No one expected the Reykjavik summit to turn into an epochal event. But in retrospect we can see some of the factors that helped create a historic moment. The hastily conceived meeting came at a time when both leaders badly needed a success in nuclear arms control. President Reagan was facing a growing congressional rebellion against his military policies and the fear that his party would lose control of the Senate in the November elections. For his part Gorbachev was facing pressure from Soviet "hawks" over the apparent failure of his 14-month-long unilateral nuclear warhead testing moratorium and international embarrassment over the Daniloff affair.

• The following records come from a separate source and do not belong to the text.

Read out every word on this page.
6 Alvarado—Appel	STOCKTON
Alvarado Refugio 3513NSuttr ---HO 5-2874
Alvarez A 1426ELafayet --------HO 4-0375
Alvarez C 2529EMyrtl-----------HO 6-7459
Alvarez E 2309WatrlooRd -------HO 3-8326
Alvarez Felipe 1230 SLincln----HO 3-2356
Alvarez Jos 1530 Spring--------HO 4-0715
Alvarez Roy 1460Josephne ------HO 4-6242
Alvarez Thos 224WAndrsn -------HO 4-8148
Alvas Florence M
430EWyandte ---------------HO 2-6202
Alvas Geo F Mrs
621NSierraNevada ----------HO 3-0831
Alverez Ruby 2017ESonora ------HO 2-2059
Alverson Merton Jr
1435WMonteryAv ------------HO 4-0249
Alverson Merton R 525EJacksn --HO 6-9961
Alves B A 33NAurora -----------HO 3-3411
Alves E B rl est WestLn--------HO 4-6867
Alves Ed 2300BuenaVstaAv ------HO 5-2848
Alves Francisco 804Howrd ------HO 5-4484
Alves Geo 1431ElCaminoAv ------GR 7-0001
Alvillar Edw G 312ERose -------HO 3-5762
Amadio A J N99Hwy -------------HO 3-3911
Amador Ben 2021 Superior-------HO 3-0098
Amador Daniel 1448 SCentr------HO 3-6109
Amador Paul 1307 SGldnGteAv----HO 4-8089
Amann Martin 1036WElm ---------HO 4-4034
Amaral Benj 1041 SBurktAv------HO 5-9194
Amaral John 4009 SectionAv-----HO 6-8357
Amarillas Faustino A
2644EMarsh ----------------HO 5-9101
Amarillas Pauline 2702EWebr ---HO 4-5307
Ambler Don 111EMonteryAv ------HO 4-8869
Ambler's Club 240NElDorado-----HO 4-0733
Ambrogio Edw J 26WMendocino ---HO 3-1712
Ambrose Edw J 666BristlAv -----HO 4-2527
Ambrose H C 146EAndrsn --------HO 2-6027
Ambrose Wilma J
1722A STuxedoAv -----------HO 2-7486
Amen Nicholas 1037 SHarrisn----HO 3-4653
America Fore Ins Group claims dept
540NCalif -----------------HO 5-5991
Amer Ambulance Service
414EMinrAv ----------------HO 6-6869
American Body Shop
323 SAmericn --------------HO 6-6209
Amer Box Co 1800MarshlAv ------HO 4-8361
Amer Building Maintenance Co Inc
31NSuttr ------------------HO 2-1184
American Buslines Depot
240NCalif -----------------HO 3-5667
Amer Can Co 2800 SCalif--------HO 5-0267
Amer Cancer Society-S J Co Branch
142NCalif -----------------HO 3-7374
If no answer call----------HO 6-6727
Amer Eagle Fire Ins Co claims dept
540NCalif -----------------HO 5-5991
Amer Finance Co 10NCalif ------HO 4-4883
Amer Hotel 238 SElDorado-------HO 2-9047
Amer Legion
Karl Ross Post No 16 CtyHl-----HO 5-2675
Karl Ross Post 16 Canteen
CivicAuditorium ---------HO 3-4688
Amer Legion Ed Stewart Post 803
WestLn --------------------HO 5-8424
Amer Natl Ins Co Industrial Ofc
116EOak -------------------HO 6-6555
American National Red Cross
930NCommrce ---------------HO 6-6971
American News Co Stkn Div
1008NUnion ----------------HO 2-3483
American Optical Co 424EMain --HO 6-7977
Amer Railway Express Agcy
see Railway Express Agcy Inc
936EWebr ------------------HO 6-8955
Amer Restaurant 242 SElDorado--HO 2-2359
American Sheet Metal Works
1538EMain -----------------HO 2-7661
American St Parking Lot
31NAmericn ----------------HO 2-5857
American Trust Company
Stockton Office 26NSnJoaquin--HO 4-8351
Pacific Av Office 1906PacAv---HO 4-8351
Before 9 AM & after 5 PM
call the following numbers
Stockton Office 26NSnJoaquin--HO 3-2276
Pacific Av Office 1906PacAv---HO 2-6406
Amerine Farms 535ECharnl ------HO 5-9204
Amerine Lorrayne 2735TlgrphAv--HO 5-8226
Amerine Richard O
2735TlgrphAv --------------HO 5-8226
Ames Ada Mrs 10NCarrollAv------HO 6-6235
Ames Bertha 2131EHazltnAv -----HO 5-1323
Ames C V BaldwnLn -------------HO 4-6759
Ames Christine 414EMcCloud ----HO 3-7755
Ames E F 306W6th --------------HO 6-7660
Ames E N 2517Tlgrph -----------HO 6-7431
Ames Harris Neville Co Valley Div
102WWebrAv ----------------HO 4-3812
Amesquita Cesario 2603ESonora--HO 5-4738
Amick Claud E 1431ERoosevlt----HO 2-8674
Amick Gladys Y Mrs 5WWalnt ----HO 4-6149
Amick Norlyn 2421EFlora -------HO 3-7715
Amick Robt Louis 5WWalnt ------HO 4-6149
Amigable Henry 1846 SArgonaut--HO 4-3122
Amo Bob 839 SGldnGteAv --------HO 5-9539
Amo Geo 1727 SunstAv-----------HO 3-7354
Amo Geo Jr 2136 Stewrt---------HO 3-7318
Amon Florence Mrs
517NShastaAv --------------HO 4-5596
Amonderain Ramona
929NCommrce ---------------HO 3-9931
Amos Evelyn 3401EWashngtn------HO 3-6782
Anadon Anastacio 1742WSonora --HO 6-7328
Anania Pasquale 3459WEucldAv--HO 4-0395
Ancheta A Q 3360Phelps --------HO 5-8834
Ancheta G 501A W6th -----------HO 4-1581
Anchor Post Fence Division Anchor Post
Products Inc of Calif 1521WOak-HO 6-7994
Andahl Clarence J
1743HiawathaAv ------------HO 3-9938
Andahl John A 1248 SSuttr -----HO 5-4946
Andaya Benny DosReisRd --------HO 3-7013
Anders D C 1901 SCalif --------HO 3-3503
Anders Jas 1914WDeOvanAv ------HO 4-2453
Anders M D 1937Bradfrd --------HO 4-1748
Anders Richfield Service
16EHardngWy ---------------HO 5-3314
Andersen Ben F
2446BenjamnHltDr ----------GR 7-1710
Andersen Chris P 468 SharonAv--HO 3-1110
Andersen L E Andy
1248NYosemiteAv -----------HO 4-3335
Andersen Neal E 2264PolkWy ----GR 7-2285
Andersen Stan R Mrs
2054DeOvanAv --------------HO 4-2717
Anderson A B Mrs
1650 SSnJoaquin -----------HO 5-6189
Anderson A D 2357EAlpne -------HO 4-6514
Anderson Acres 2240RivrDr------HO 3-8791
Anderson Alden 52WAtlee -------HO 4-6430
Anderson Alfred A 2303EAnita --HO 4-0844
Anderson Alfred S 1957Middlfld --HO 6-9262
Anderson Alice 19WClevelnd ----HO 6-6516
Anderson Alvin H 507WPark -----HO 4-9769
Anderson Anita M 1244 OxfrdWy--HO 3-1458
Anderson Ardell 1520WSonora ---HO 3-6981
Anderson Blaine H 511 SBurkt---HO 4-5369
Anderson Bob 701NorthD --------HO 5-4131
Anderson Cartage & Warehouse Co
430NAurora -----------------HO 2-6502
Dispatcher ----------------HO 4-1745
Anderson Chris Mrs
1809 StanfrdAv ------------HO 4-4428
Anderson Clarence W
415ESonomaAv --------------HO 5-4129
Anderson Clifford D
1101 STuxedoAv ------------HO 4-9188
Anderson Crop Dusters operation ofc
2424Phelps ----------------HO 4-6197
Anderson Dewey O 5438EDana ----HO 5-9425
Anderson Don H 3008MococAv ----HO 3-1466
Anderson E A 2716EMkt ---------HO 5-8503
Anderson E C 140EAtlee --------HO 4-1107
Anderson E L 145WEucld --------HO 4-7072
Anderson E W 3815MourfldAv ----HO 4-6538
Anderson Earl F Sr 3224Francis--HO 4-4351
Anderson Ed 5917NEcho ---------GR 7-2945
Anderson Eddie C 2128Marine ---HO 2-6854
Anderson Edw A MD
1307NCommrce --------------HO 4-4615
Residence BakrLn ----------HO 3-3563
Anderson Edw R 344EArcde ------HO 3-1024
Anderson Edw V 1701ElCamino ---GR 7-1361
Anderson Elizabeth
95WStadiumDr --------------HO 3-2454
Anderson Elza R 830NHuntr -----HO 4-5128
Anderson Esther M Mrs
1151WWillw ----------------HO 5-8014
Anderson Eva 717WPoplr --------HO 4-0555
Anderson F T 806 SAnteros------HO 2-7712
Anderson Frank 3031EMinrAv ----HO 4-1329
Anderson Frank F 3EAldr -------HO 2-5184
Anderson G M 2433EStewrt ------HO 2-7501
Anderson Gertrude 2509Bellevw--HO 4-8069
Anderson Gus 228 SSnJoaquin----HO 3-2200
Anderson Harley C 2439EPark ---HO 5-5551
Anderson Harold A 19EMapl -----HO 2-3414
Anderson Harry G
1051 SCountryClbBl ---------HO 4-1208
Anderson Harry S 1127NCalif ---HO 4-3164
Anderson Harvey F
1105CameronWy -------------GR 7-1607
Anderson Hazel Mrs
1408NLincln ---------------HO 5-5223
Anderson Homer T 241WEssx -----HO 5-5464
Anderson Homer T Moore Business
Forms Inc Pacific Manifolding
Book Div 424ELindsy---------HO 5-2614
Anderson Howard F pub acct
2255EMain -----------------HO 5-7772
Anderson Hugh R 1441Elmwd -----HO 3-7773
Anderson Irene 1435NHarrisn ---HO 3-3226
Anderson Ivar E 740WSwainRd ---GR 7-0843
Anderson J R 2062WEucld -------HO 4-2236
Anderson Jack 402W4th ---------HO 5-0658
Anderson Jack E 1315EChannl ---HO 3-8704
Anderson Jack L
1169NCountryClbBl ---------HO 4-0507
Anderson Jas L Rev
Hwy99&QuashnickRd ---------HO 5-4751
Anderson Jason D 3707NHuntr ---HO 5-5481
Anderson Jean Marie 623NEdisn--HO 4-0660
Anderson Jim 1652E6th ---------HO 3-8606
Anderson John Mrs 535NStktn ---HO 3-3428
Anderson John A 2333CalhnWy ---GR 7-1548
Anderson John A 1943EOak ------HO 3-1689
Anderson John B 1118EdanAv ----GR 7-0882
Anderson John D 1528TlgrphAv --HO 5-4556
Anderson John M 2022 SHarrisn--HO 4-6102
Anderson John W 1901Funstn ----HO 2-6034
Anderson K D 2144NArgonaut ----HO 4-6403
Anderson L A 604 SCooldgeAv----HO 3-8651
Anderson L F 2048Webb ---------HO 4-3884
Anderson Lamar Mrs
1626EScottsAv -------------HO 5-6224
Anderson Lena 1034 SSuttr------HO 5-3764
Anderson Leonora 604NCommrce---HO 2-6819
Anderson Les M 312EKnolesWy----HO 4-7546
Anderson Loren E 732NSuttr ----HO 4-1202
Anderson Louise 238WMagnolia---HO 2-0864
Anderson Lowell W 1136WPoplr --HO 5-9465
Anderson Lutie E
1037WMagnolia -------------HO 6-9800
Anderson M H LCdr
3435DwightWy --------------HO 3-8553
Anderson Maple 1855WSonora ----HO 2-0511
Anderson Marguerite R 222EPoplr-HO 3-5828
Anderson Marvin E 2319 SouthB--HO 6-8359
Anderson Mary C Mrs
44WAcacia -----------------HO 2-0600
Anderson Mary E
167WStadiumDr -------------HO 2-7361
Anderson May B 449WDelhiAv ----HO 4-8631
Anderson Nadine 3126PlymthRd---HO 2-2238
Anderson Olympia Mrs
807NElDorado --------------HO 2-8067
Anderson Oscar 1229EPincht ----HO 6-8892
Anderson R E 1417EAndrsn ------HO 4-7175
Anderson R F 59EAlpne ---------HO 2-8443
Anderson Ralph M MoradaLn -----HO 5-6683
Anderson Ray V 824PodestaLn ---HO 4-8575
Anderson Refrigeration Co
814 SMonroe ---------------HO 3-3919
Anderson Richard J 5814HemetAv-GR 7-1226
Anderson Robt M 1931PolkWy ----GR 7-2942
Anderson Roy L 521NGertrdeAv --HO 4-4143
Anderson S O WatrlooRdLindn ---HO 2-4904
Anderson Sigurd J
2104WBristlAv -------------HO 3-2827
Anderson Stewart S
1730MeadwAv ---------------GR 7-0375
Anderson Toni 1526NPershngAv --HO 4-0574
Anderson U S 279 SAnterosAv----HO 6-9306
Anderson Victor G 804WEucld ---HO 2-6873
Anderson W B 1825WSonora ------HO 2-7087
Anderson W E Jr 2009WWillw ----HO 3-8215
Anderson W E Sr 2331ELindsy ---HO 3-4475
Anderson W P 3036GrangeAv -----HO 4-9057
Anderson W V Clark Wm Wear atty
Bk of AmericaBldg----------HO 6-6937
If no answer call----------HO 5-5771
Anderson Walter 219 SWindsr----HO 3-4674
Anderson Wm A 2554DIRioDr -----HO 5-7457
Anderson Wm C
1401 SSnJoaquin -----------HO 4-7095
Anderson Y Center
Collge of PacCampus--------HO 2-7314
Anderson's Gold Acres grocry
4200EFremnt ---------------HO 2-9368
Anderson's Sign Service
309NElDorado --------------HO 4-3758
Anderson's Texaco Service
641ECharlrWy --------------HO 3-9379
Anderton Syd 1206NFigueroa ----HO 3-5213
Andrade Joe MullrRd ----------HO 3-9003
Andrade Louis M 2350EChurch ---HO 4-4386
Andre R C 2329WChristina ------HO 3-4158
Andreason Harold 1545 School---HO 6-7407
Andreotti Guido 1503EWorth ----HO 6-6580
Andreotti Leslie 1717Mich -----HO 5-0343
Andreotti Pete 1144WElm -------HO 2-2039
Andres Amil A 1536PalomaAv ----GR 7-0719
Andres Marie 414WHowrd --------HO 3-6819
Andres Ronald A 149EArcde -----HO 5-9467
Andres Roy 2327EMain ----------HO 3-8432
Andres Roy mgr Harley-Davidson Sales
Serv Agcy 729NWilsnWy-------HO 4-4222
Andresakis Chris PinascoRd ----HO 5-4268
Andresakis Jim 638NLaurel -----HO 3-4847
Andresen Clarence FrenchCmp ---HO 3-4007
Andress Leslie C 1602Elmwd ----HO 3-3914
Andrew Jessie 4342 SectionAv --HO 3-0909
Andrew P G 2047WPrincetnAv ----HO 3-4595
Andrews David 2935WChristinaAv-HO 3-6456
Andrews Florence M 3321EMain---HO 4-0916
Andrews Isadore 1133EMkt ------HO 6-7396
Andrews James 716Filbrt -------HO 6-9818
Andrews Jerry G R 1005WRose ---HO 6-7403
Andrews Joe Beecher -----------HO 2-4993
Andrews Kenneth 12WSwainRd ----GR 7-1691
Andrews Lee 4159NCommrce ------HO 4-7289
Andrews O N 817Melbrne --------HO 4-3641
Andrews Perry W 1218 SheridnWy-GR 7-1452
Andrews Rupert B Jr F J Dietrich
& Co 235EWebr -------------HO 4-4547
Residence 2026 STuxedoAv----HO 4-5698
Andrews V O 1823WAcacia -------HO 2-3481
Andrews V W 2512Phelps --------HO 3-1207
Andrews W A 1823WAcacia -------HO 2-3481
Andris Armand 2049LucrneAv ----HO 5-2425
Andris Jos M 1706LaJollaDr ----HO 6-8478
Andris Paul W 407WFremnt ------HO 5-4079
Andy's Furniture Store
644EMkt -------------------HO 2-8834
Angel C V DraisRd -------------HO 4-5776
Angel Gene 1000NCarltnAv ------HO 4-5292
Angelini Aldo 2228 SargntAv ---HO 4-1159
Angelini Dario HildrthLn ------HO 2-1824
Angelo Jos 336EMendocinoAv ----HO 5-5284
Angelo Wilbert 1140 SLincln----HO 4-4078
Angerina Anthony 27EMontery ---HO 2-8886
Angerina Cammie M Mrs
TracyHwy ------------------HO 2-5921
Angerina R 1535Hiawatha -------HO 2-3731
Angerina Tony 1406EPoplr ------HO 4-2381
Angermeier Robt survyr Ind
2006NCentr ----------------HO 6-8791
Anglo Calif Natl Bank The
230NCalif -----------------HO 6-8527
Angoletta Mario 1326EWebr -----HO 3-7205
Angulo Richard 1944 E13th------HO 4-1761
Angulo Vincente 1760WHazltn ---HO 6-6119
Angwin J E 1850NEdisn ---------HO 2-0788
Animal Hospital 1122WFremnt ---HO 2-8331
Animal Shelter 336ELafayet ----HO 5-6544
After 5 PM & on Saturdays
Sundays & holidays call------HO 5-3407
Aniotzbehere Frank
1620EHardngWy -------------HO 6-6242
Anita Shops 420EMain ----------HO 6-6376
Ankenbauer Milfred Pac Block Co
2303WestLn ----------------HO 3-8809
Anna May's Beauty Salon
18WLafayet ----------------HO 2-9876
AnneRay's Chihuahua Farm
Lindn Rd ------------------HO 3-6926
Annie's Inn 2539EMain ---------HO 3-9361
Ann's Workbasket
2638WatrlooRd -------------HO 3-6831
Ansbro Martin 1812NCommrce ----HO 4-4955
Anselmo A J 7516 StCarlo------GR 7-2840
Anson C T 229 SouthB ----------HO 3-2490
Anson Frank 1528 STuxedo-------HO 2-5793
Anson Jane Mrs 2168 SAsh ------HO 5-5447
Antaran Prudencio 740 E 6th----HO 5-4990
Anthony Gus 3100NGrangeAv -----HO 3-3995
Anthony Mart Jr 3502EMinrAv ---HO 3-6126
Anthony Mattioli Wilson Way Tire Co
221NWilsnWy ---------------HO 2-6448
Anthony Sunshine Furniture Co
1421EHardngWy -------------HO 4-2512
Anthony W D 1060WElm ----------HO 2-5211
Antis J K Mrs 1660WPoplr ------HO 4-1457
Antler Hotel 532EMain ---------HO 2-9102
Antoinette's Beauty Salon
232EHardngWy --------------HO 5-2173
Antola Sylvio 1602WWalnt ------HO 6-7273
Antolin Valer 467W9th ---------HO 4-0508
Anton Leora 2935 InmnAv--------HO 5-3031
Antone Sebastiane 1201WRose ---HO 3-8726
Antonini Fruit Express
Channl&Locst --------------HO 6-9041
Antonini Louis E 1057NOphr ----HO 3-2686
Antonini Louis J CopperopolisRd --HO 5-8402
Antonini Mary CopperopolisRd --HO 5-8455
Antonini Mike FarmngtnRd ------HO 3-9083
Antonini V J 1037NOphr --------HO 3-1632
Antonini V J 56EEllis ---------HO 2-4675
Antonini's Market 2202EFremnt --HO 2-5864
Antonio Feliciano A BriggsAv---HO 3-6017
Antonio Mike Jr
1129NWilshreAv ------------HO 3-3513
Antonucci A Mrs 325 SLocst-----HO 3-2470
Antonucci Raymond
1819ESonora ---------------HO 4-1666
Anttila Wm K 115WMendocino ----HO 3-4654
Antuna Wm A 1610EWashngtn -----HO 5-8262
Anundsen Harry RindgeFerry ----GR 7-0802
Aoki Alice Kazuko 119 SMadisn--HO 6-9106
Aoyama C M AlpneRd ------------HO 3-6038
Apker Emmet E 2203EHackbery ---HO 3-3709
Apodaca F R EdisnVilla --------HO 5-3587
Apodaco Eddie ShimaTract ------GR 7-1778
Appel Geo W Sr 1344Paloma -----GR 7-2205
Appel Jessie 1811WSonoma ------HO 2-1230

In addition to these compelling political factors, the Reykjavik summit came at a time when the terms of arms control discussion were in a radical state of flux. For 40 years arms control had consisted mostly of managing the incremental growth of the nuclear arsenals and monitoring the mutual introduction of deadly new technologies. But in the last five years, that consensual process of staged escalations has broken down. One powerful faction of the Reagan administration came into office with the conviction that arms control was an illusion and that the only security for the United States lay in lopsided military superiority. To adherents of this view, we have little to discuss with the Soviets except the terms of their eventual surrender.